Tag Archives: Operation Homestead

June 27, 1995: Operation Homestead Gets the SWAT Treatment

Operation Homestead activists occupying the Pacific Hotel, downtown Seattle, September 1992. Photo credit: Dana Schuerholz

The garishly über-megalithic commercial complex in the heart of downtown Seattle that currently houses NikeTown, along with other similar corporate chain stores, has long been a deceptively dazzling civic eyesore. You might not think so from looking at it now, but not long ago that spot was the site of an affordable housing complex–one of the last then remaining downtown. On the date in focus here, a pair of activists attempted to save it–symbolically, at least–from the impending wrecking ball.

Before there was NikeTown, etc., there was the Payne Apartments, a 43-unit low-income apartment building located at 1521 Seventh Avenue. The building was then scheduled to be torn down the following week to make way for the highly-publicized $25 million project that would house NikeTown, along with a Planet Hollywood outlet and other such upscale tenants. The project was one of many such pricey development deals resulting from the mid-1990s local economic boom then vastly transforming (or neutering, depending on whom you ask) the character of downtown Seattle.

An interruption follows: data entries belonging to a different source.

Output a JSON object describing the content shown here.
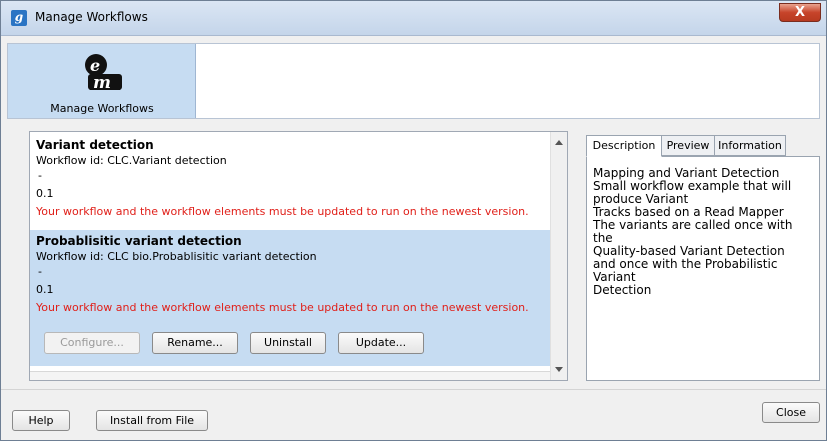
{
  "window": {
    "title": "Manage Workflows",
    "app_icon_glyph": "g",
    "close_glyph": "X"
  },
  "iconbar": {
    "logo_top": "e",
    "logo_bottom": "m",
    "label": "Manage Workflows"
  },
  "workflows": [
    {
      "name": "Variant detection",
      "id_line": "Workflow id: CLC.Variant detection",
      "dash": "-",
      "version": "0.1",
      "warning": "Your workflow and the workflow elements must be updated to run on the newest version."
    },
    {
      "name": "Probablisitic variant detection",
      "id_line": "Workflow id: CLC bio.Probablisitic variant detection",
      "dash": "-",
      "version": "0.1",
      "warning": "Your workflow and the workflow elements must be updated to run on the newest version."
    }
  ],
  "item_buttons": {
    "configure": "Configure...",
    "rename": "Rename...",
    "uninstall": "Uninstall",
    "update": "Update..."
  },
  "tabs": [
    "Description",
    "Preview",
    "Information"
  ],
  "description": "Mapping and Variant Detection\nSmall workflow example that will\nproduce Variant\nTracks based on a Read Mapper\nThe variants are called once with\nthe\nQuality-based Variant Detection\nand once with the Probabilistic\nVariant\nDetection",
  "footer": {
    "help": "Help",
    "install": "Install from File",
    "close": "Close"
  },
  "colors": {
    "selected_row": "#c6dcf2",
    "warning": "#e0201a",
    "titlebar": "#c4d5ea"
  }
}
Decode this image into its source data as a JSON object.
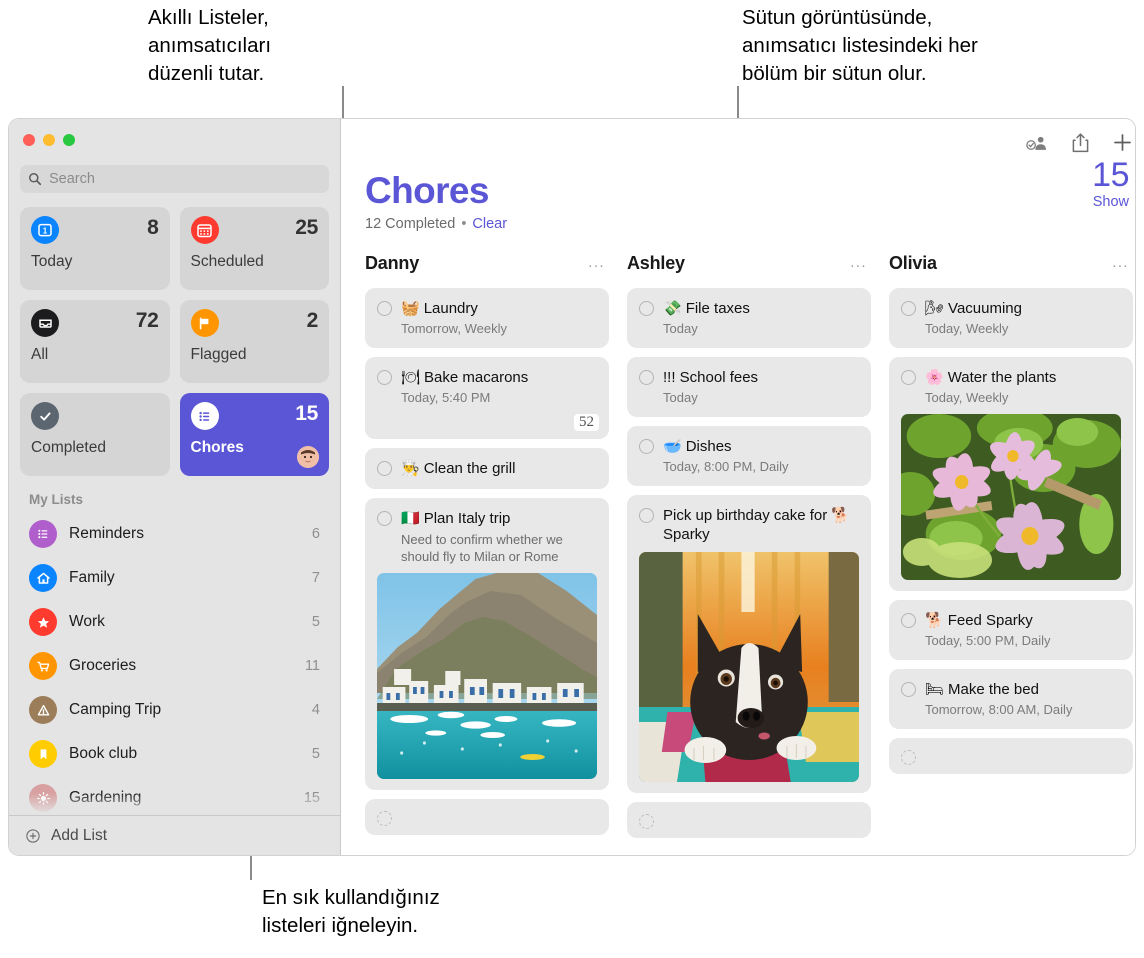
{
  "callouts": {
    "left": "Akıllı Listeler,\nanımsatıcıları\ndüzenli tutar.",
    "right": "Sütun görüntüsünde,\nanımsatıcı listesindeki her\nbölüm bir sütun olur.",
    "bottom": "En sık kullandığınız\nlisteleri iğneleyin."
  },
  "colors": {
    "accent": "#5a56d6",
    "sidebar_bg": "#e4e4e4",
    "card_bg": "#e8e8e8"
  },
  "window": {
    "traffic_lights": [
      "close-button",
      "minimize-button",
      "zoom-button"
    ]
  },
  "sidebar": {
    "search": {
      "placeholder": "Search",
      "value": ""
    },
    "smart_lists": [
      {
        "label": "Today",
        "count": "8",
        "icon": "calendar-today-icon",
        "color": "#0a84ff",
        "selected": false
      },
      {
        "label": "Scheduled",
        "count": "25",
        "icon": "calendar-icon",
        "color": "#ff3b30",
        "selected": false
      },
      {
        "label": "All",
        "count": "72",
        "icon": "inbox-icon",
        "color": "#1c1c1e",
        "selected": false
      },
      {
        "label": "Flagged",
        "count": "2",
        "icon": "flag-icon",
        "color": "#ff9500",
        "selected": false
      },
      {
        "label": "Completed",
        "count": "",
        "icon": "checkmark-icon",
        "color": "#5b6670",
        "selected": false
      },
      {
        "label": "Chores",
        "count": "15",
        "icon": "list-bullet-icon",
        "color": "#ffffff",
        "selected": true
      }
    ],
    "my_lists_header": "My Lists",
    "lists": [
      {
        "name": "Reminders",
        "count": "6",
        "icon": "list-bullet-icon",
        "color": "#b05ecb"
      },
      {
        "name": "Family",
        "count": "7",
        "icon": "house-icon",
        "color": "#0a84ff"
      },
      {
        "name": "Work",
        "count": "5",
        "icon": "star-icon",
        "color": "#ff3b30"
      },
      {
        "name": "Groceries",
        "count": "11",
        "icon": "cart-icon",
        "color": "#ff9500"
      },
      {
        "name": "Camping Trip",
        "count": "4",
        "icon": "tent-icon",
        "color": "#9b7d5a"
      },
      {
        "name": "Book club",
        "count": "5",
        "icon": "bookmark-icon",
        "color": "#ffcc00"
      },
      {
        "name": "Gardening",
        "count": "15",
        "icon": "sun-icon",
        "color": "#d8a0a0"
      }
    ],
    "add_list_label": "Add List"
  },
  "toolbar": {
    "share_people_icon": "add-person-icon",
    "share_icon": "share-icon",
    "add_icon": "plus-icon"
  },
  "main": {
    "title": "Chores",
    "completed_text": "12 Completed",
    "separator": "•",
    "clear_label": "Clear",
    "count": "15",
    "show_label": "Show",
    "columns": [
      {
        "name": "Danny",
        "menu": "...",
        "tasks": [
          {
            "emoji": "🧺",
            "title": "Laundry",
            "sub": "Tomorrow, Weekly"
          },
          {
            "emoji": "🍽",
            "title": "Bake macarons",
            "sub": "Today, 5:40 PM",
            "badge": "52"
          },
          {
            "emoji": "👨‍🍳",
            "title": "Clean the grill"
          },
          {
            "emoji": "🇮🇹",
            "title": "Plan Italy trip",
            "note": "Need to confirm whether we should fly to Milan or Rome",
            "photo": "italy-coast-photo"
          },
          {
            "empty": true
          }
        ]
      },
      {
        "name": "Ashley",
        "menu": "...",
        "tasks": [
          {
            "emoji": "💸",
            "title": "File taxes",
            "sub": "Today"
          },
          {
            "emoji": "",
            "title": "!!! School fees",
            "sub": "Today"
          },
          {
            "emoji": "🥣",
            "title": "Dishes",
            "sub": "Today, 8:00 PM, Daily"
          },
          {
            "emoji": "",
            "title": "Pick up birthday cake for 🐕 Sparky",
            "photo": "dog-photo"
          },
          {
            "empty": true
          }
        ]
      },
      {
        "name": "Olivia",
        "menu": "...",
        "tasks": [
          {
            "emoji": "🌬",
            "title": "Vacuuming",
            "sub": "Today, Weekly"
          },
          {
            "emoji": "🌸",
            "title": "Water the plants",
            "sub": "Today, Weekly",
            "photo": "flowers-photo"
          },
          {
            "emoji": "🐕",
            "title": "Feed Sparky",
            "sub": "Today, 5:00 PM, Daily"
          },
          {
            "emoji": "🛏",
            "title": "Make the bed",
            "sub": "Tomorrow, 8:00 AM, Daily"
          },
          {
            "empty": true
          }
        ]
      }
    ]
  }
}
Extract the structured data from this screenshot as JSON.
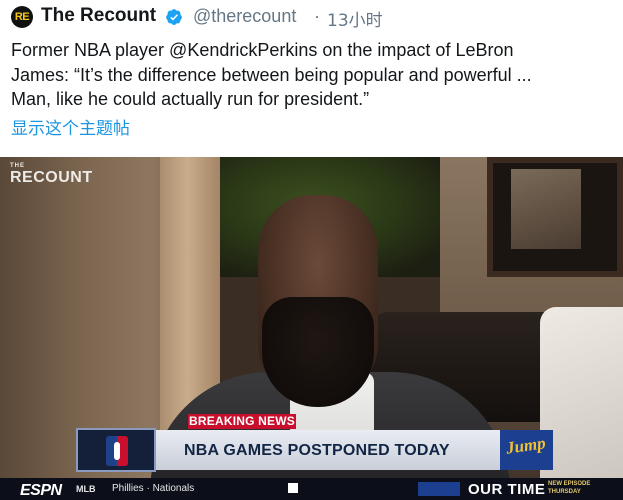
{
  "header": {
    "avatar_text": "RE",
    "display_name": "The Recount",
    "verified_icon": "verified-badge-icon",
    "handle": "@therecount",
    "separator": "·",
    "time": "13小时"
  },
  "tweet": {
    "lines": [
      "Former NBA player @KendrickPerkins on the impact of LeBron",
      "James: “It’s the difference between being popular and powerful ...",
      "Man, like he could actually run for president.”"
    ],
    "show_thread": "显示这个主题帖"
  },
  "video": {
    "watermark": "RECOUNT",
    "watermark_sub": "THE",
    "breaking_label": "BREAKING NEWS",
    "headline": "NBA GAMES POSTPONED TODAY",
    "show_logo": "Jump",
    "ticker": {
      "network": "ESPN",
      "league": "MLB",
      "teams": "Phillies  ·  Nationals",
      "our_time": "OUR TIME",
      "promo": "NEW EPISODE THURSDAY"
    }
  },
  "colors": {
    "accent": "#1b95e0",
    "breaking_red": "#c8102e",
    "verified_blue": "#1da1f2"
  }
}
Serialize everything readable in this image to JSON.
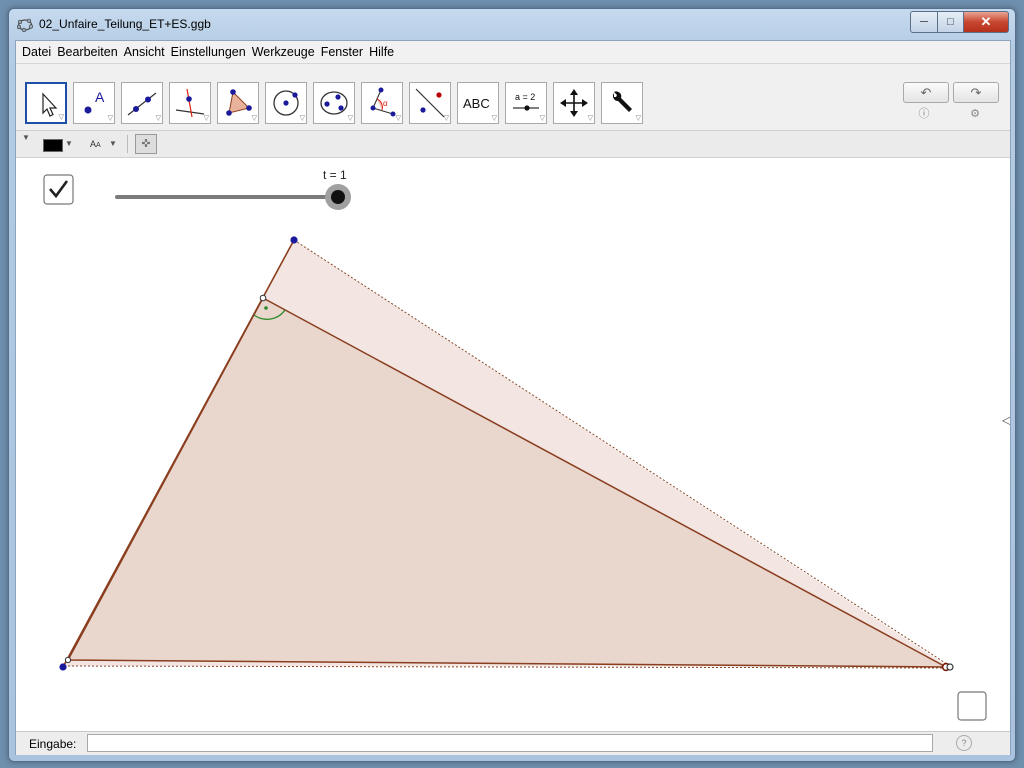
{
  "window": {
    "title": "02_Unfaire_Teilung_ET+ES.ggb"
  },
  "menu": [
    "Datei",
    "Bearbeiten",
    "Ansicht",
    "Einstellungen",
    "Werkzeuge",
    "Fenster",
    "Hilfe"
  ],
  "toolbar": {
    "tools": [
      "move-tool",
      "point-tool",
      "line-tool",
      "perpendicular-line-tool",
      "polygon-tool",
      "circle-tool",
      "conic-tool",
      "angle-tool",
      "reflect-tool",
      "text-tool",
      "slider-tool",
      "move-graphics-view-tool",
      "general-tools"
    ],
    "text_tool_label": "ABC",
    "slider_tool_label": "a = 2"
  },
  "canvas": {
    "slider_label": "t = 1",
    "slider_value": 1,
    "checkbox_checked": true
  },
  "input_bar": {
    "label": "Eingabe:",
    "value": "",
    "placeholder": ""
  },
  "colors": {
    "triangle_outer_fill": "#f2e3df",
    "triangle_inner_fill": "#e9d7cf",
    "edge": "#8a3e1f",
    "vertex": "#1a1a9a",
    "angle_mark": "#1a7a1a"
  }
}
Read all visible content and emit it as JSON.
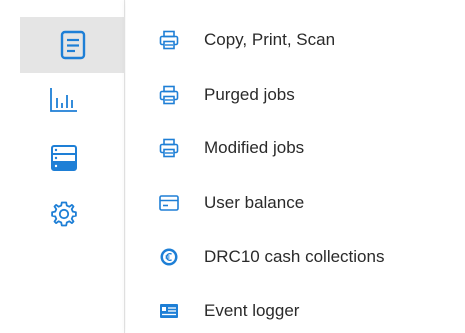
{
  "colors": {
    "accent": "#1e7fd6",
    "rail_active_bg": "#e5e5e5",
    "text": "#2a2a2a"
  },
  "rail": {
    "items": [
      {
        "icon": "document-icon",
        "active": true
      },
      {
        "icon": "bar-chart-icon",
        "active": false
      },
      {
        "icon": "server-icon",
        "active": false
      },
      {
        "icon": "settings-gear-icon",
        "active": false
      }
    ]
  },
  "menu": {
    "items": [
      {
        "label": "Copy, Print, Scan",
        "icon": "printer-icon"
      },
      {
        "label": "Purged jobs",
        "icon": "printer-icon"
      },
      {
        "label": "Modified jobs",
        "icon": "printer-icon"
      },
      {
        "label": "User balance",
        "icon": "card-icon"
      },
      {
        "label": "DRC10 cash collections",
        "icon": "euro-coin-icon"
      },
      {
        "label": "Event logger",
        "icon": "log-icon"
      }
    ]
  }
}
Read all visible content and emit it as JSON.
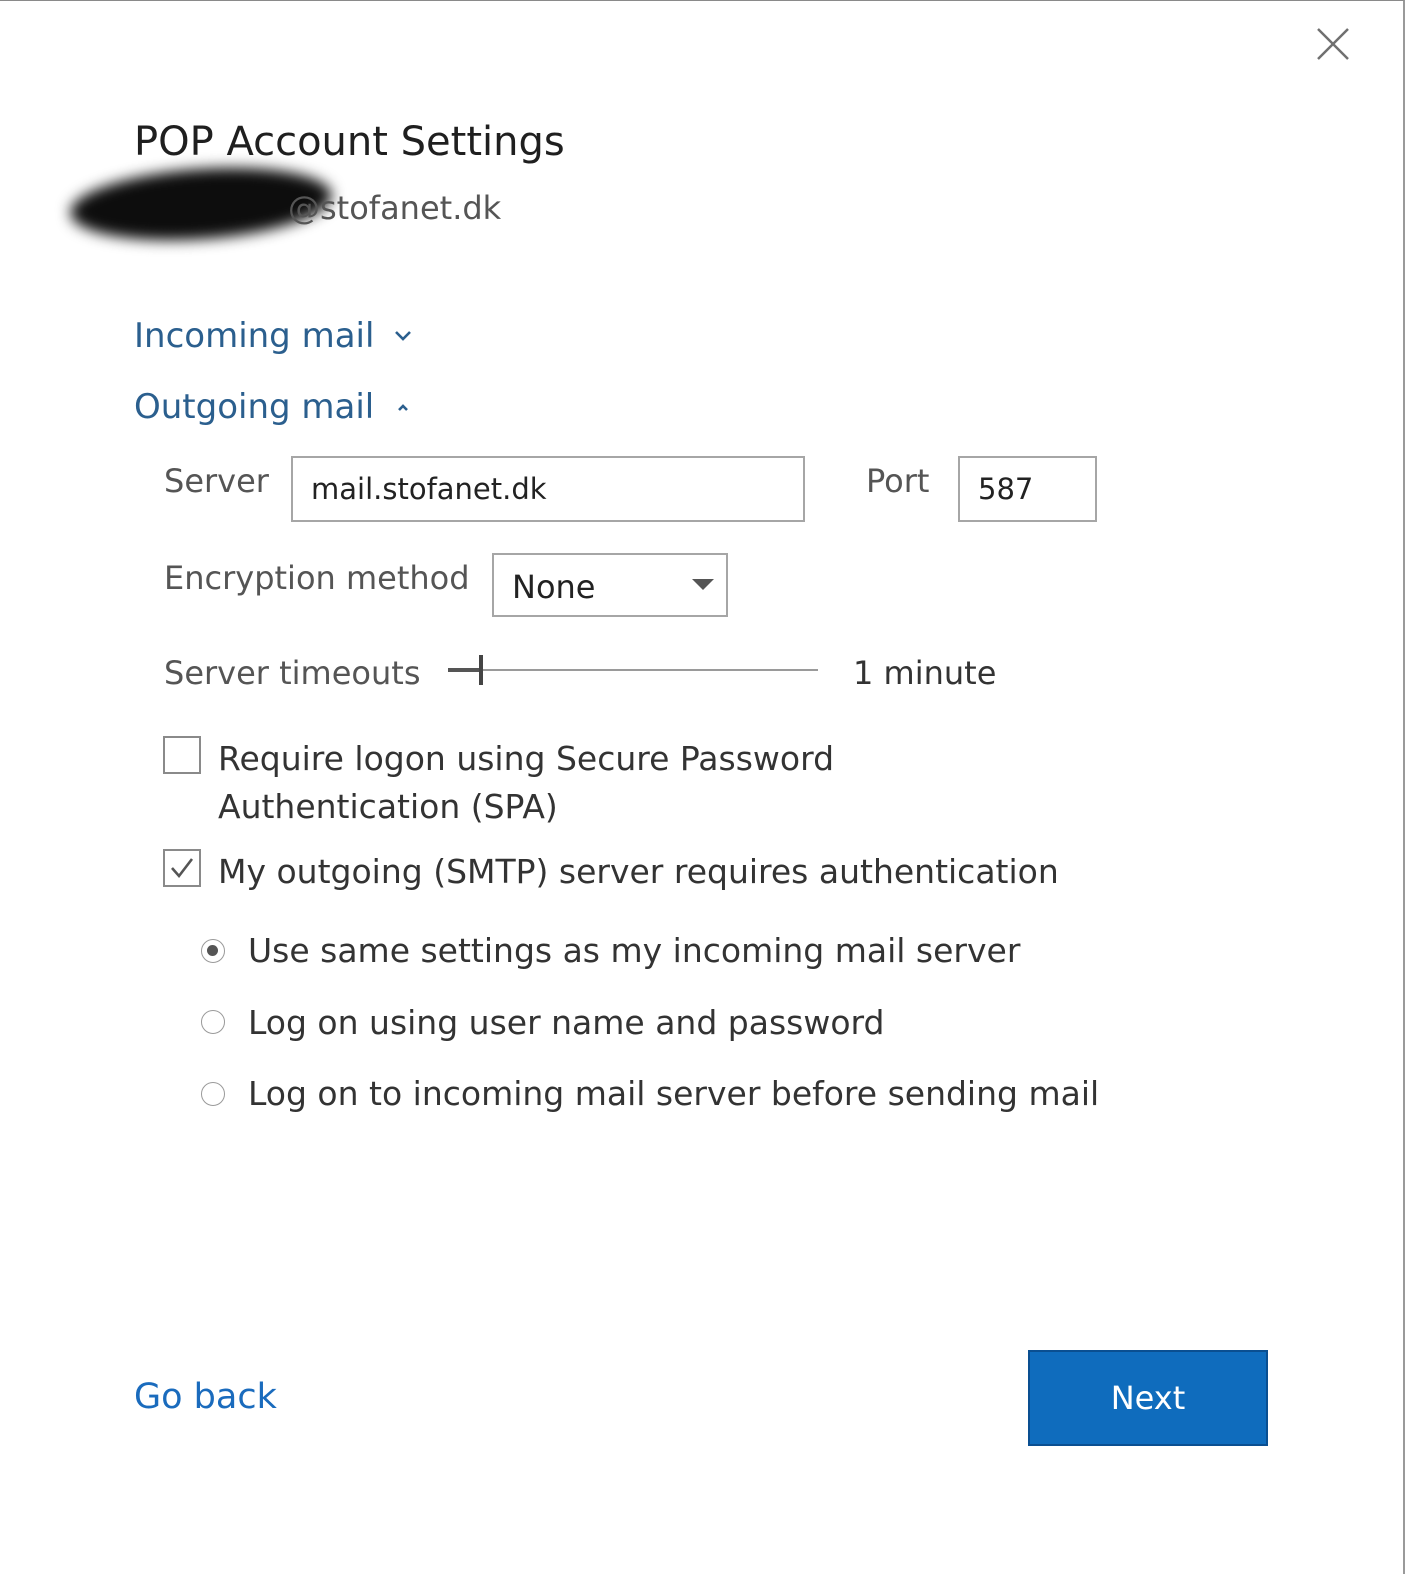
{
  "dialog": {
    "title": "POP Account Settings",
    "account_domain": "@stofanet.dk",
    "close_icon": "close-icon"
  },
  "sections": {
    "incoming_label": "Incoming mail",
    "incoming_icon": "chevron-down-icon",
    "outgoing_label": "Outgoing mail",
    "outgoing_icon": "chevron-up-icon"
  },
  "outgoing": {
    "server_label": "Server",
    "server_value": "mail.stofanet.dk",
    "port_label": "Port",
    "port_value": "587",
    "encryption_label": "Encryption method",
    "encryption_value": "None",
    "timeouts_label": "Server timeouts",
    "timeouts_value_text": "1 minute",
    "timeouts_level": 0.09,
    "spa_label": "Require logon using Secure Password Authentication (SPA)",
    "spa_checked": false,
    "smtp_auth_label": "My outgoing (SMTP) server requires authentication",
    "smtp_auth_checked": true,
    "auth_options": [
      {
        "label": "Use same settings as my incoming mail server",
        "selected": true
      },
      {
        "label": "Log on using user name and password",
        "selected": false
      },
      {
        "label": "Log on to incoming mail server before sending mail",
        "selected": false
      }
    ]
  },
  "footer": {
    "go_back_label": "Go back",
    "next_label": "Next"
  },
  "colors": {
    "accent": "#0f6cbd",
    "section_link": "#2b5f8e",
    "text": "#333333"
  }
}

Not everyone blindly welcomed that change. Operation Homestead, a grassroots organization founded in 1988 with the mission of saving low-income housing in Seattle, had already staged, as of the summer of 1995, a number of occupations of buildings threatened by development. These buildings were either abandoned or had been bought out by developers (and, in some cases, the developers had unlawfully evicted the buildings’ low-income tenants). In the early evening of June 26, 1995, Dana Schuerholz and Bob Kubiniec, representing Operation Homestead, scaled the side of the Payne by the fire escape all the way up to the roof, with the intention, full publicized in advance, of staging a non-violent protest against the loss of affordable housing.

The Seattle Police Department handled the protest with characteristic restraint–in other words, by sending a full Special Patrol Unit (Seattle’s equivalent of a SWAT team) into the building, with weapons drawn, shortly after midnight, to arrest Schuerholz and Kubiniec.

After bringing the two activists down to the street, the police then drenched them with water hoses, in order, according to the police, to prevent possible asbestos contamination (demolition of the building had already begun). The two were then left to sit in wet clothes for several hours in King County Jail, while under investigation for trespassing charges.

Meanwhile, supporters of the protest who had gathered across the street from the Payne explained the motivations for the action to the press. They lamented the city government’s failure to adequately address the ongoing loss of affordable housing in the midst of Seattle’s then-booming economy. They also lamented the city government’s eagerness to coddle the many real estate developers responsible for that loss.

Schuerholz and Kubiniec were later acquitted of trespassing charges. The gentrification of downtown Seattle would continue unchecked for several years after.

–Jeff Stevens. Sources: Real Change Newspaper archives; Jennifer Bjorhus and Dee Norton, “2 Housing Advocates Arrested For Sit-In,” The Seattle Times, June 27, 1995; Jennifer Bjorhus, “Peaceful Protesters Get Swat Treatment,” The Seattle Times, June 29, 1995.